I Edición
Crítica de Cine: Dejad que los niños se acerquen a mí

Dejad que los niños se acerquen a mí

  • Título: Beasts of no Nation
  • Cary Joji Fukunaga
  • 2015
  • EE.UU.

En un país africano desconocido, un niño tendrá que sobrevivir a la cruenta guerra civil que asola a todo lo que le rodea. Durante el largo trayecto que recorre, tendrá que sobrepasar las condiciones más adversas a las que un niño pueda verse afectado, acabando por convertirse en un soldado, uno de tantos “niños de la guerra”. La dirección del largometraje corre a cuenta de Cary Fukunaga, que alejándose de la riqueza visual y la detallada fachada de sus anteriores trabajos, opta esta vez por representar una realidad menos detallista, más cruda de cara al espectador.

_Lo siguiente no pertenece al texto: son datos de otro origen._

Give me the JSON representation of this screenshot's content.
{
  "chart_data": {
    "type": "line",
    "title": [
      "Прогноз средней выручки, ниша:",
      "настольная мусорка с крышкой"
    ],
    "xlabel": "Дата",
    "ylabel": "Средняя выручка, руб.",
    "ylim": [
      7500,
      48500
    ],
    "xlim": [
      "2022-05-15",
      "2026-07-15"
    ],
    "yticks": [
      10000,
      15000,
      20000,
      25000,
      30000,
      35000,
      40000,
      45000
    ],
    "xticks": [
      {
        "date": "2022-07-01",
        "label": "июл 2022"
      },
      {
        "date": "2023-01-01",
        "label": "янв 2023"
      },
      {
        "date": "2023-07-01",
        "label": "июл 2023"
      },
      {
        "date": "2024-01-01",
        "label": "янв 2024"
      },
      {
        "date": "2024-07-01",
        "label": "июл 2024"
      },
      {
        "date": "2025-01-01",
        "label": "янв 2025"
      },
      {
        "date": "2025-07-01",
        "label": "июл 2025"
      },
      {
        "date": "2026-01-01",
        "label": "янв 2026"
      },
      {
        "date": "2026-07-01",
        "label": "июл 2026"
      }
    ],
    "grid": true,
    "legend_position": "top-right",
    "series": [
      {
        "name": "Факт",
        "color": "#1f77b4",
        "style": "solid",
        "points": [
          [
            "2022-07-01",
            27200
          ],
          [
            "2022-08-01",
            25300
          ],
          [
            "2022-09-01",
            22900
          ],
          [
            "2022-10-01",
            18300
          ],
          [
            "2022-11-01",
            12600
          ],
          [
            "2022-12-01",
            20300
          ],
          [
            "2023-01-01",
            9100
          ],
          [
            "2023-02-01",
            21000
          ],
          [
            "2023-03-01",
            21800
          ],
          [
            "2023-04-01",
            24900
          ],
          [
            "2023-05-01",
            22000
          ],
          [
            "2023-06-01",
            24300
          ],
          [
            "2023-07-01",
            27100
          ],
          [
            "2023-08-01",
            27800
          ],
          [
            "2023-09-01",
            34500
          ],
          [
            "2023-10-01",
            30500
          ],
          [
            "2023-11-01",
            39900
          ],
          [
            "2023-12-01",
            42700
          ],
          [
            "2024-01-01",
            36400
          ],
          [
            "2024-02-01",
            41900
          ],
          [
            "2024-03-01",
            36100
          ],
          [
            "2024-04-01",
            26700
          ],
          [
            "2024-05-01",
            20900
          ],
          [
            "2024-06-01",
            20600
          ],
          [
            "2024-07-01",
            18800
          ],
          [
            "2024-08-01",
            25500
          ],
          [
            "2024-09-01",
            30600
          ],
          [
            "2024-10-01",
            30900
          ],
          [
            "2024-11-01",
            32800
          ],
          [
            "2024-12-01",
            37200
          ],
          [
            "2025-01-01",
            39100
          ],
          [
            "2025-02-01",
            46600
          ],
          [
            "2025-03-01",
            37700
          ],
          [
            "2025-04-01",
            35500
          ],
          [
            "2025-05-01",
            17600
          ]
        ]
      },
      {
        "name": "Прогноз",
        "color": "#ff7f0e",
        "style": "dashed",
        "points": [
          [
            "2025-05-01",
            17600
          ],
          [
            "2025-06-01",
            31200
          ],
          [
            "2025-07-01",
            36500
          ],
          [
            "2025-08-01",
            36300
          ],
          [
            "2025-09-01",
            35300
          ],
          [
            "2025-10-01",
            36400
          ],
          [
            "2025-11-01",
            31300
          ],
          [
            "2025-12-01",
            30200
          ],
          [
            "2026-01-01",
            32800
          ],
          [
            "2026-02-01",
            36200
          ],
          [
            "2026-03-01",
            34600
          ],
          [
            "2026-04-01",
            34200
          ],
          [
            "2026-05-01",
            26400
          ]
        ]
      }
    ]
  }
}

Debido a la buena mezcla de la dirección escénica, un reparto eficaz y un guión sencillo a la par que paradigmático, esta película alcanza una forma admirable y conmovedora.

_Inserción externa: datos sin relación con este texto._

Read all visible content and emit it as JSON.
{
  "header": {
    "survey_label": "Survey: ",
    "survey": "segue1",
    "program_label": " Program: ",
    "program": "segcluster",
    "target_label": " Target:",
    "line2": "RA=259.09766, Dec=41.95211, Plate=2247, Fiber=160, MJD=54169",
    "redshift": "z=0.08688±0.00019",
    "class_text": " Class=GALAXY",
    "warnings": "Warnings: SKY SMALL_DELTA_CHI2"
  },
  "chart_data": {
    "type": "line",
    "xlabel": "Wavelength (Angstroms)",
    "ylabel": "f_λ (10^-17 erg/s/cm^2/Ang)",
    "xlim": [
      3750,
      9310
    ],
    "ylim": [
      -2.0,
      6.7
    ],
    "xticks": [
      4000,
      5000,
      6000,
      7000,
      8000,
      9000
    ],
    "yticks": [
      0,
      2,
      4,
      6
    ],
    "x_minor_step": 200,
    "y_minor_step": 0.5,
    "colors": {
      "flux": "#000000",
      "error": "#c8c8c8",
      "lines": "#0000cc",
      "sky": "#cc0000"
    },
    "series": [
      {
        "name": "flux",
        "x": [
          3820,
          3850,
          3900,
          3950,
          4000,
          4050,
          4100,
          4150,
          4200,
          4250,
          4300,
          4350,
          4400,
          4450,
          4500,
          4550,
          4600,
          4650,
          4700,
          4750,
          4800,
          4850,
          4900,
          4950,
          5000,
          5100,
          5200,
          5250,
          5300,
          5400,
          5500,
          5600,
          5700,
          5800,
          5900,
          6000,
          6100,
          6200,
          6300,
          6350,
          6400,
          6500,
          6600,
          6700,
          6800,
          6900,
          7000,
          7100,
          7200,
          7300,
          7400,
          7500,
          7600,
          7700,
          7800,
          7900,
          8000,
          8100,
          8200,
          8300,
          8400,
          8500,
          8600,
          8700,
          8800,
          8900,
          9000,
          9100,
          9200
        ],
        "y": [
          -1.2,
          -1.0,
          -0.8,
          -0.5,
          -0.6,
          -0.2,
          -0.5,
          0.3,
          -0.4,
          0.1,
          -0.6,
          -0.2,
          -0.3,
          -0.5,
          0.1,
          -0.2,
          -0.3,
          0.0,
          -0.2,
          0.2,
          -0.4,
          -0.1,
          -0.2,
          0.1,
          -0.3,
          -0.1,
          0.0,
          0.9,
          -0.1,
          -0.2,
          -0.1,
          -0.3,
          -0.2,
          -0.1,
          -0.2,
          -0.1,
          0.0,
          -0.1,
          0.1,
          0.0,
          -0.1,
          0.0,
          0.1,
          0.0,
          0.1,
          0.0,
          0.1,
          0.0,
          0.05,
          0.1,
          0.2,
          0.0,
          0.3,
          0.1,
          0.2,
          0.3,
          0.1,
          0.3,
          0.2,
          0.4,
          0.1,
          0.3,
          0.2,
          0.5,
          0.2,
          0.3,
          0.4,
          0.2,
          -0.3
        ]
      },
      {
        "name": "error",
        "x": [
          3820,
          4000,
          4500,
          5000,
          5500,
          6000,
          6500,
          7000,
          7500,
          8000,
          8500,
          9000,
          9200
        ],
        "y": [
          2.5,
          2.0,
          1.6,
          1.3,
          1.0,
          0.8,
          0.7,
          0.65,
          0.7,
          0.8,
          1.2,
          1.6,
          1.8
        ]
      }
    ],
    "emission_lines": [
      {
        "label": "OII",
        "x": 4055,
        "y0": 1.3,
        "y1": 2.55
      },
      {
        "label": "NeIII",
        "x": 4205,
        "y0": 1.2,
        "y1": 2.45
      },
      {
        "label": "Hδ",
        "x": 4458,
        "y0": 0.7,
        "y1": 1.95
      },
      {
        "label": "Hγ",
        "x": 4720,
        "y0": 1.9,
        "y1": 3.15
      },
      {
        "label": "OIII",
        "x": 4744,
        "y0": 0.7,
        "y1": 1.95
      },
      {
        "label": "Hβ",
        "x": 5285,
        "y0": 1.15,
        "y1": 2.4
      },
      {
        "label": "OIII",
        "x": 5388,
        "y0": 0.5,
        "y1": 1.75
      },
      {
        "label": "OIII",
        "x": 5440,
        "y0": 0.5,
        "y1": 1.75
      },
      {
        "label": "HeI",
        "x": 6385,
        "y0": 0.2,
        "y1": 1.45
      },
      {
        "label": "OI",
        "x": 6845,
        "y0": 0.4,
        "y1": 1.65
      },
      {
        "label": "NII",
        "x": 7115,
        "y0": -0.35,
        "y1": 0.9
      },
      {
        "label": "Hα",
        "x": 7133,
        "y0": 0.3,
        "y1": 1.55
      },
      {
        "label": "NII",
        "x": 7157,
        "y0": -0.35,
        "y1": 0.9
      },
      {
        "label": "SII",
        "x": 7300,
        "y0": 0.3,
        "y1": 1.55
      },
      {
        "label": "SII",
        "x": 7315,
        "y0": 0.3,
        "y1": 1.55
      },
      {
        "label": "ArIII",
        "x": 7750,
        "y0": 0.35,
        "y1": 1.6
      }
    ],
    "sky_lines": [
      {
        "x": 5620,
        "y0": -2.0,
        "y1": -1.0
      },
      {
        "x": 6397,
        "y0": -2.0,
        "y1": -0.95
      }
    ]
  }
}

En un argumento cuya clave está demasiado alejada de otras películas bélicas pero sí ha sido anteriormente utilizado, como es la visión o la vivencia de un niño en la guerra, lo que realmente resulta complejo es la elección y los caminos que tomará ese personaje infantil. A lo largo de todo el film, se va dibujando un sencillo laberinto de vivencias que el protagonista atraviesa de la única manera que puede, sobreviviendo. La creación de un personaje que sea un niño es una de las mayores dificultades a las que un guionista se deba enfrentar y es posteriormente donde entra en juego la propia versatilidad del actor y la dirección escénica. Es aquí donde nos encontramos con el joven y desconocido actor Abraham Attah, que realiza una actuación tan sumamente brillante, que tan solo nos tendremos que dejar llevar y deleitarnos con su firme avance a lo largo de la historia, donde se topará, muy a su pesar, a un sanguinario comandante interpretado por el polifacético Idris Elba, uno de esos actores que caminan con pies de plomo a lo largo del celuloide y que otra vez, no defrauda.

Cabe la posibilidad de que el espectador tenga alguna que otra reminiscencia de películas bélicas del estilo, pero en este caso se hace una descarnada representación de una de las cosas más horribles que conoce el ser humano, más alejado de lo espectacular, la artificial destrucción o del simple drama, no siendo tampoco rácano a la hora de consumir kilos de dinamita y sangre a borbotones.

Quizás, entrando ya hacia una conclusión final, la cinta se apoye demasiado a un uso abusivo de la voz en off. Puede que sea aquí donde su visionado denote cierta monotonía, pero no debemos olvidarnos que es un tipo de historia que intenta profundizar en el propio punto de vista del personaje, como si de alguna forma tuviésemos la obligación de entrar en su cabeza y remover en sus pensamientos y, lo que es más importante, en sus miedos. En cualquier caso, estamos delante de una historia demoledora, incómoda para el propio espectador, pero que sencillamente hace que salga a flote un gran sentimiento de esperanza, y es ahí, donde el hecho más desgarrador puede también conducirnos a la más profunda de las alegrías.